ADR-0006: Gateway & Tool-Level Rate Limiting¶

Status: Accepted
Date: 2025-02-21
Deciders: Core Engineering Team

Context¶

The MCP Gateway may serve hundreds of concurrent clients accessing multiple tools. Without protection, a single client or misbehaving tool could monopolize resources or overwhelm upstream services.

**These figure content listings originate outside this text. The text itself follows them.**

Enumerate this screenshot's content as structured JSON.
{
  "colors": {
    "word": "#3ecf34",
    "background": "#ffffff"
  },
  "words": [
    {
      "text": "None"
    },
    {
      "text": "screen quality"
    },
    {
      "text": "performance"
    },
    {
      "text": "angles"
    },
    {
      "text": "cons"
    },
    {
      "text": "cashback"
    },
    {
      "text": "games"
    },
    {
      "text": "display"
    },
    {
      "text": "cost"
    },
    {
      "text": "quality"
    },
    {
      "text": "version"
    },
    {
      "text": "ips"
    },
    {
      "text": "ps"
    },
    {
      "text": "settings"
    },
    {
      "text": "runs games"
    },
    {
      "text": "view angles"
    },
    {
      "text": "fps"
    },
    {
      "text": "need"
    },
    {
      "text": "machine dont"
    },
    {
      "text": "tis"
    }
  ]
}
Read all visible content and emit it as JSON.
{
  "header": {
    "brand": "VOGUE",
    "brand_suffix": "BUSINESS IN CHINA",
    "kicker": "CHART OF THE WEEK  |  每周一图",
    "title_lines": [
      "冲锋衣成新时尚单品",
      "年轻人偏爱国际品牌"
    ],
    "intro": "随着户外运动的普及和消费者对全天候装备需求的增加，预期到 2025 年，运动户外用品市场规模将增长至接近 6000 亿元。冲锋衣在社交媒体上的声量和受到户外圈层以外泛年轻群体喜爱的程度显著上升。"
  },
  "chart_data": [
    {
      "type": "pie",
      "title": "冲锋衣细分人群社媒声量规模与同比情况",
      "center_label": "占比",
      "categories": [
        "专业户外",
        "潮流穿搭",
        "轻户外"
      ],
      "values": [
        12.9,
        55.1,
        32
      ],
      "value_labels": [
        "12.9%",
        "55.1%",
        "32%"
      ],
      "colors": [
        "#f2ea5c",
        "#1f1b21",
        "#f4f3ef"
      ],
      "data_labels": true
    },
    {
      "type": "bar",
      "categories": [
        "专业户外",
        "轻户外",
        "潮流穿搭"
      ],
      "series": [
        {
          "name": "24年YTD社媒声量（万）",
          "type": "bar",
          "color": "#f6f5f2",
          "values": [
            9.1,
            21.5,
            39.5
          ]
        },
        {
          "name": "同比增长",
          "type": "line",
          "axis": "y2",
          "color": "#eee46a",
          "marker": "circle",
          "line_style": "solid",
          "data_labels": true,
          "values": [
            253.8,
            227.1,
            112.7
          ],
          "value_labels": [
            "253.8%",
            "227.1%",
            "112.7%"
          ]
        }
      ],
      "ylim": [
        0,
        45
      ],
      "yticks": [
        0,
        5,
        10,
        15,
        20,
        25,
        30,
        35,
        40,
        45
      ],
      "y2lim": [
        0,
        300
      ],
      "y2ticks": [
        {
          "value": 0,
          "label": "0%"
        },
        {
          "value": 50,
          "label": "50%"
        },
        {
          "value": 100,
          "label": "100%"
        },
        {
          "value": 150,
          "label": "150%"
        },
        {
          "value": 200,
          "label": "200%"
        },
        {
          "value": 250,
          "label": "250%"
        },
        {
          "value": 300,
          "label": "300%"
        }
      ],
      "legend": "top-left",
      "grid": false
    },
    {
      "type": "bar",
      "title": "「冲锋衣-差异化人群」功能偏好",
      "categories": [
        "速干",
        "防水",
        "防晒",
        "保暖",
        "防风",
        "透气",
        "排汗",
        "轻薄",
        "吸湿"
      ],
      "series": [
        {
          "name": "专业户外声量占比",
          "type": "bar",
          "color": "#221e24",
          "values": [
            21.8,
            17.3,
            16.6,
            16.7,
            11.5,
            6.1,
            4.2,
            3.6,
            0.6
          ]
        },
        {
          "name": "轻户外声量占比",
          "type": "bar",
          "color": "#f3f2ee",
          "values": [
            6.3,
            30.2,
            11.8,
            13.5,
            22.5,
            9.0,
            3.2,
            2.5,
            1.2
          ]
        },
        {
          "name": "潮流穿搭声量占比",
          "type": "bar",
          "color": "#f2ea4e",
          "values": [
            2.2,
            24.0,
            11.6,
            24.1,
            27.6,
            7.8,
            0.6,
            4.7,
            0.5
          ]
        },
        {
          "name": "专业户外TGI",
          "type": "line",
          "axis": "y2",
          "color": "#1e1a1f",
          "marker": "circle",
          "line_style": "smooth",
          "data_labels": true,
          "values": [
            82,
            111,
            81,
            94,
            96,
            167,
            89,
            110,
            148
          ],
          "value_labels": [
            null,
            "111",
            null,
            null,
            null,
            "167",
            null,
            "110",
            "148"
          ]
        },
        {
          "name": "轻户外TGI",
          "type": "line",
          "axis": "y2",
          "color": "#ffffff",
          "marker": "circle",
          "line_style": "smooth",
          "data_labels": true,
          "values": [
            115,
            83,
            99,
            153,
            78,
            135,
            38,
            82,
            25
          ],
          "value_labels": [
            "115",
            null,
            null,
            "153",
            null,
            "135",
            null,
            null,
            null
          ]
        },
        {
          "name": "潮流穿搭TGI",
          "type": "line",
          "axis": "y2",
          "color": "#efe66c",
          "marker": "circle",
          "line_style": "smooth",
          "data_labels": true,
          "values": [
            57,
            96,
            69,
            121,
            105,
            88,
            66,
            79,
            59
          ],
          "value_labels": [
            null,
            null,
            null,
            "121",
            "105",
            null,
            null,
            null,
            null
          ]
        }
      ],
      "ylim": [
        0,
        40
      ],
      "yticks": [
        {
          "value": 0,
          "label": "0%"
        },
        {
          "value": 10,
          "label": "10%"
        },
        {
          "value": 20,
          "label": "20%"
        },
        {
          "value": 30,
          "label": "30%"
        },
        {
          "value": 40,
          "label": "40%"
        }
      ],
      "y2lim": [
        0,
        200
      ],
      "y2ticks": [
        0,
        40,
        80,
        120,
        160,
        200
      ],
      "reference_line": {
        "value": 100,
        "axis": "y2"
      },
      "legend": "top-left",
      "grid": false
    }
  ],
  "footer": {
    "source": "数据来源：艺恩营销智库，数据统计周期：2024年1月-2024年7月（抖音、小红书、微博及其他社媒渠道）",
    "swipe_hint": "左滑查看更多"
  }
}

The configuration includes:

TOOL_RATE_LIMIT: default limit in requests/min per tool/client
Planned support for Redis-based or database-backed counters

Current implementation is an in-memory token bucket.

Decision¶

Implement a rate limiter at the tool invocation level, keyed by:

Tool name
Authenticated user / client identity (JWT or Basic)
Time window (per-minute by default)

Backend options:

Memory (default for dev / single instance)
Redis (planned for clustering / shared limits)
Database (eventually consistent fallback)

Consequences¶

✅ Prevents abuse, controls cost, and provides predictable fairness
📉 Failed requests return 429 Too Many Requests with retry headers
❌ Memory backend does not scale across instances; Redis required for HA
🔄 Optional override of limits via config/env for testing

Alternatives Considered¶

Option	Why Not
No rate limiting	Leaves gateway and tools vulnerable to overload or accidental DoS.
Global rate limit only	Heavy tools can starve lightweight tools; no fine-grained control.
Proxy-level throttling (e.g. NGINX, Envoy)	Can't distinguish tools or users inside payload; lacks granularity.

Status¶

Rate limiting is implemented for tool routes, with TOOL_RATE_LIMIT as the default policy.